The two main groups that host CE for the Louisiana State Plumbing Board are the Unions and PHCC. Class dates, times and locations are posted on the Web for the organizations, and usually there are fliers at the supply houses. 

I've been to the Union CE in Lafayette (hosted by Local 106 out of Lake Charles) and they spent most of the class griping about unlicensed plumbers (rightfully so). 

I've been to the PHCC CE in Lafayette and New Orleans and both were very boring. 

I've been to the PHCC CE in Baton Rouge that was led by Ms. Bennie Payne (retired owner of Central Plumbing in BR with her husband Mr. Jerry). It was the best CE I've attended so far, very informative. 

The cost vary. Usually $95 to $140, depending if you are a member of their organization and register early or late. You get a book out of the deal, plus your CE is filed with the state plumbing board for you.


----------



## plumbdrum (Nov 30, 2013)

You guys have it made, I have to do 12 hrs a year.


----------



## plumbdrum (Nov 30, 2013)

paultheplumber1 said:


> No CE in RI. The inspectors usually mail out the blue pages to all licensed company's when there is a change.


Not yet, but I know it's coming soon.


----------



## Plumbergeek (Aug 16, 2010)

Just finished doing my 4 hours online today! Even in the comfort of my home it's boring as crap! I had finished the course in under an hour & passed the exam, then had to go back & kill 2.5 hours logged in to get the time requirement complete


----------



## The Plumber Man (Sep 27, 2015)

Thanks Cajun.... Very detailed response. Much respect...


----------



## rwh (Dec 17, 2014)

plumbdrum said:


> You guys have it made, I have to do 12 hrs a year.



Is that for all plumbers in MA or just inspectors?


----------



## plumbdrum (Nov 30, 2013)

rwh said:


> Is that for all plumbers in MA or just inspectors?

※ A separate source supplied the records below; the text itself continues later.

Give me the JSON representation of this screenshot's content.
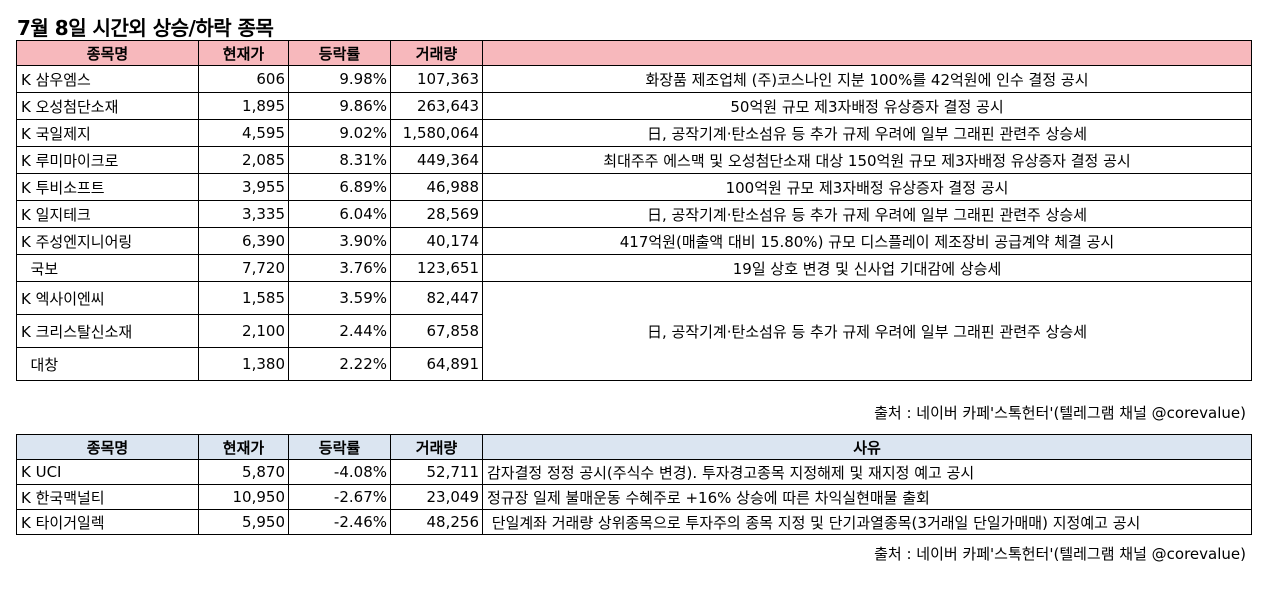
{
  "title": "7월 8일  시간외 상승/하락 종목",
  "rise_table": {
    "headers": [
      "종목명",
      "현재가",
      "등락률",
      "거래량",
      ""
    ],
    "rows": [
      {
        "name": "K 삼우엠스",
        "price": "606",
        "rate": "9.98%",
        "volume": "107,363",
        "reason": "화장품 제조업체 (주)코스나인 지분 100%를 42억원에 인수 결정 공시"
      },
      {
        "name": "K 오성첨단소재",
        "price": "1,895",
        "rate": "9.86%",
        "volume": "263,643",
        "reason": "50억원 규모 제3자배정 유상증자 결정 공시"
      },
      {
        "name": "K 국일제지",
        "price": "4,595",
        "rate": "9.02%",
        "volume": "1,580,064",
        "reason": "日, 공작기계·탄소섬유 등 추가 규제 우려에  일부 그래핀 관련주 상승세"
      },
      {
        "name": "K 루미마이크로",
        "price": "2,085",
        "rate": "8.31%",
        "volume": "449,364",
        "reason": "최대주주 에스맥 및 오성첨단소재 대상 150억원 규모 제3자배정 유상증자 결정 공시"
      },
      {
        "name": "K 투비소프트",
        "price": "3,955",
        "rate": "6.89%",
        "volume": "46,988",
        "reason": "100억원 규모 제3자배정 유상증자 결정 공시"
      },
      {
        "name": "K 일지테크",
        "price": "3,335",
        "rate": "6.04%",
        "volume": "28,569",
        "reason": "日, 공작기계·탄소섬유 등 추가 규제 우려에  일부 그래핀 관련주 상승세"
      },
      {
        "name": "K 주성엔지니어링",
        "price": "6,390",
        "rate": "3.90%",
        "volume": "40,174",
        "reason": "417억원(매출액 대비 15.80%) 규모 디스플레이 제조장비 공급계약 체결 공시"
      },
      {
        "name": "  국보",
        "price": "7,720",
        "rate": "3.76%",
        "volume": "123,651",
        "reason": "19일 상호 변경 및 신사업 기대감에 상승세"
      },
      {
        "name": "K 엑사이엔씨",
        "price": "1,585",
        "rate": "3.59%",
        "volume": "82,447"
      },
      {
        "name": "K 크리스탈신소재",
        "price": "2,100",
        "rate": "2.44%",
        "volume": "67,858"
      },
      {
        "name": "  대창",
        "price": "1,380",
        "rate": "2.22%",
        "volume": "64,891"
      }
    ],
    "merged_reason": "日, 공작기계·탄소섬유 등 추가 규제 우려에  일부 그래핀 관련주 상승세"
  },
  "source_1": "출처 : 네이버 카페'스톡헌터'(텔레그램 채널 @corevalue)",
  "fall_table": {
    "headers": [
      "종목명",
      "현재가",
      "등락률",
      "거래량",
      "사유"
    ],
    "rows": [
      {
        "name": "K UCI",
        "price": "5,870",
        "rate": "-4.08%",
        "volume": "52,711",
        "reason": "감자결정 정정 공시(주식수 변경). 투자경고종목 지정해제 및 재지정 예고 공시"
      },
      {
        "name": "K 한국맥널티",
        "price": "10,950",
        "rate": "-2.67%",
        "volume": "23,049",
        "reason": "정규장 일제 불매운동 수혜주로 +16% 상승에 따른 차익실현매물 출회"
      },
      {
        "name": "K 타이거일렉",
        "price": "5,950",
        "rate": "-2.46%",
        "volume": "48,256",
        "reason": " 단일계좌 거래량 상위종목으로 투자주의 종목 지정 및 단기과열종목(3거래일 단일가매매) 지정예고 공시"
      }
    ]
  },
  "source_2": "출처 : 네이버 카페'스톡헌터'(텔레그램 채널 @corevalue)"
}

Plumbers 6 hr, inspectors 12. Got to stay a few steps ahead of you guys I guess


----------



## chonkie (Jul 31, 2014)

plumbdrum said:


> Plumbers 6 hr, inspectors 12. Got to stay a few steps ahead of you guys I guess


I heard it was because it takes twice as long for inspectors to retain info.


----------



## plumbdrum (Nov 30, 2013)

1/2 the guys are in their 70's so that may be true, they sleep through 1/2 of it


----------



## GAN (Jul 10, 2012)

Illinois has 4 hours per year for plumbers and 14 hours per year for certified plumbing inspectors.

The State will put on a few, any licensed plumber can submit a program to the State for approval. If approved he can rent some space, put it on and charge for it. Most of the single day State sponsored are around $45.00 for a 4 hour session.

Certified Inspector training must have 10 hours of "State Sponsored" training. When is you are South of Chicago is close to impossible to get.


----------



## mtfallsmikey (Jan 11, 2010)

Va. - 3 hrs. every 2 yrs., can do online classes, I do mine at a local community college. I have Masters in Gas, HVAC, and Electric, so that's 12 hrs. every 2 yrs. Kinda like a reunion for us old geezers who have known each other for years.


----------